MiraMap: A We-government Tool for Smart Peripheries in Smart Cities


       Increasingly over the last decade, there has been attention and expectations on the role that ICT solutions can play in increasing accountability, participation and transparency in the Public Administration. Also, attention to citizen participation is more and more at the center of the debate about Smart Cities. However technological solutions have been often proposed without considering first citizens needs and the sociotechnical misalignment within the city, i.e. in peripheral area. The paper outlines the design and implementation process of a wegovernment IT tool, called MiraMap. The project has been developed in the Mirafiori District in Torino (Italy), a neighbourhood which is characterized by problems of marginality and by several undergoing urban transformations with a very high potential for social and economic development in the next few years. This makes Mirafiori Sud a valuable case study environment to experiment new methods and IT solutions to strengthen connection between citizens and public administration.

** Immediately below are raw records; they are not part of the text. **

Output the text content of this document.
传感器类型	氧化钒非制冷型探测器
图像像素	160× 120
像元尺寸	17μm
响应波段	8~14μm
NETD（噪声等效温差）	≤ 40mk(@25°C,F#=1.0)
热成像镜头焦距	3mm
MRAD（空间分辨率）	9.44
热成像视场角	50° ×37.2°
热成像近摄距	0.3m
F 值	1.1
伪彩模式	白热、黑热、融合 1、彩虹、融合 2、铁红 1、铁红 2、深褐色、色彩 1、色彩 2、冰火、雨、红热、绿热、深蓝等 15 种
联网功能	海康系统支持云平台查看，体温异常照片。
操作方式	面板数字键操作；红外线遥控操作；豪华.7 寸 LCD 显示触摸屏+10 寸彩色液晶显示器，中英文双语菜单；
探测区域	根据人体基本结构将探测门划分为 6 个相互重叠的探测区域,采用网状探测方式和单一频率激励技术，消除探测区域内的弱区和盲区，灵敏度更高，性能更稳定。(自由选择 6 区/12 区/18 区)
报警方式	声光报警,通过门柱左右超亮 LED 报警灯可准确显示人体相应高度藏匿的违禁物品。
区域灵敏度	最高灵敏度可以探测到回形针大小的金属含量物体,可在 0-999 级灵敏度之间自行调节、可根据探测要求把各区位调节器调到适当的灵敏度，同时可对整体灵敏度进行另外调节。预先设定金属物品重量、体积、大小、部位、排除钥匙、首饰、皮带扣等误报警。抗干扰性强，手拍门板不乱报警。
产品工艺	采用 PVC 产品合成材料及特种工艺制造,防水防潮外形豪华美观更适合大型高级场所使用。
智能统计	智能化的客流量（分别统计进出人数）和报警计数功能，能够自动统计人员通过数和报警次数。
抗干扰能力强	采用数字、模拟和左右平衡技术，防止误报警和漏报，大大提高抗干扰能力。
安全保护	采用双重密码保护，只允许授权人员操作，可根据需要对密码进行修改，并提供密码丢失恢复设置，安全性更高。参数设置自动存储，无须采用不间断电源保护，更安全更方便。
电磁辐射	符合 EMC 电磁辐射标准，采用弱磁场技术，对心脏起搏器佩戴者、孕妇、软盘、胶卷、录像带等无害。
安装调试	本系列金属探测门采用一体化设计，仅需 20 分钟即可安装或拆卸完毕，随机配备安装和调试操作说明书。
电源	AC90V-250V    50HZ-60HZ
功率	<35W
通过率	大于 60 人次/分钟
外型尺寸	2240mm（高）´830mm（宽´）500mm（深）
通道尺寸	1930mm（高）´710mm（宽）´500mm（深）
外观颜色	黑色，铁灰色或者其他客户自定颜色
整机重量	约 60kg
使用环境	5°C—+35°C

The object of MiraMap, indeed, is to facilitate communication and management between citizens and administration in reporting of issues and claims but also in submitting proposals. Collecting and handling this information in an efficient way is crucial to improve the quality of life in urban suburbs, addressing more targeted and better performed public policies. In order to achieve those results, the authors combined First Life, a new local social network based on an interactive map – with a Business Process Management (BPM) system for easing reports about claims and proposals to be handled. The research process involves an interdisciplinary team, composed by architects, computer scientists, engineers, geographers, legal experts, with the direct participation of local administrators and citizens.